A una linda gallina que conocí en La Paz Centro
Con todo su cuerpo emplumado sería una gallina mediana de 1 o 2 libras de peso, pero apenas llegaba a los 30 centímetros de alto y las únicas plumas, disparejas y rojas sobre su piel traslúcida, las tenía alrededor de su rugoso pescuezo. Chiquiona, nalgolcita, coqueta. Eran elegantes cada uno de sus pasos en el predio mientras buscaba lombrices, gusanos o granos que comer; su estampa podría ser producto de una mutación que la hacía superior o inferior a las demás, daba igual, aunque su falta de pudor y su inocencia eran escandalosas: hasta el pulloncito del almizcle se le observaba completo.
Las otras aves mantenían distancia, les resultaba sospechoso verle la piel lustrosa untada de poritos lisos; ni siquiera los gallos la volvían a ver de modo que su presencia transcurría sin imprevistos. ¿Quizá respetaban su rareza? De cualquier modo, ella vivía con altanería de princesa.

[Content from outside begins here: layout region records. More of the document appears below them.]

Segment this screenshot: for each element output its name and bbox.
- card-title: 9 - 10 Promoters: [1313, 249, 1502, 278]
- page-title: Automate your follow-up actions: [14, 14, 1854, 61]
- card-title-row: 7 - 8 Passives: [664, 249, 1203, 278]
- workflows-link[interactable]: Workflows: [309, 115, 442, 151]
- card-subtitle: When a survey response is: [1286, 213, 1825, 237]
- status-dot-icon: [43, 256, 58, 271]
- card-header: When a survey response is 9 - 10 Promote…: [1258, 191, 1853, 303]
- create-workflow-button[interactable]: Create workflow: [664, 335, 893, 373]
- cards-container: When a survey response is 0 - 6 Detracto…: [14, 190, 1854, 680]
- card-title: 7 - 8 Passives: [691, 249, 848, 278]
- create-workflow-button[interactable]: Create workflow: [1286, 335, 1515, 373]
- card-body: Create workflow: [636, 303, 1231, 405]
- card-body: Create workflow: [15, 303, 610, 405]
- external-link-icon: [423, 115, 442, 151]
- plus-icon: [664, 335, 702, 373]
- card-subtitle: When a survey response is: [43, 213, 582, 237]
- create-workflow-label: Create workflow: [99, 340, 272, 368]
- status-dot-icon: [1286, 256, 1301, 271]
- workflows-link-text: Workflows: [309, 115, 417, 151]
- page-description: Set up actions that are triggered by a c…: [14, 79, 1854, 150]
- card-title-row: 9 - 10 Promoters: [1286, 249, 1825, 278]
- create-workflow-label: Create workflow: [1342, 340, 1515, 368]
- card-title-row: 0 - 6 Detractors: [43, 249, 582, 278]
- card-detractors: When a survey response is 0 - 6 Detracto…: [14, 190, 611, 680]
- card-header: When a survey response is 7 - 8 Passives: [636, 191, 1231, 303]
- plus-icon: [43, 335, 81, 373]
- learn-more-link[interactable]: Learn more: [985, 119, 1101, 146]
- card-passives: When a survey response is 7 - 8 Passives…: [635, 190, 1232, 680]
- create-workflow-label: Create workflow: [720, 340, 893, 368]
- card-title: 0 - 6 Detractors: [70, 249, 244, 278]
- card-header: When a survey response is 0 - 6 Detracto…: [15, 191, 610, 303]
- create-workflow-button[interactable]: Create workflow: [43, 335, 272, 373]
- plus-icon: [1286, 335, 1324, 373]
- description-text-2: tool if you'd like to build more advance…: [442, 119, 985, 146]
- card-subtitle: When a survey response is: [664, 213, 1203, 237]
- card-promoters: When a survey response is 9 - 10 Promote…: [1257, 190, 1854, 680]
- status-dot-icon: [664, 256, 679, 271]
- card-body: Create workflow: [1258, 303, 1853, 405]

Aún con todo, parecía no tener problemas sentimentales. Comunicativa y amplia, aunque sola, llevaba la vida normal de una adulta en su corral. O al menos lo parecía. Supe también que era virgen lo cual significaba que nunca iba a coger calentura por 21 días en el nido hasta que salten 20 o 30 pollitos diciéndole pio pio, y tampoco su calidad de gallina podría ser medida por el número de huevos puestos en la vida. Todas sus congéneres tenían récords de 40, 50 y hasta 60 huevos que empollar cada dos meses y, entre ellas, la Charitín se desenvolvía asumiendo códigos colectivos como levantarse al alba y acostarse apenas se pone el sol.
Es difícil ser gallina en esa situación y, como a nadie le falta un ángel de la guarda, su dueña la protegía de gallos y gallinas con plumas y sobre todo de ladrones del pueblo que veían en ella un bocado listo para la olla porque ni siquiera les daría la molestia de tener que desplumarla.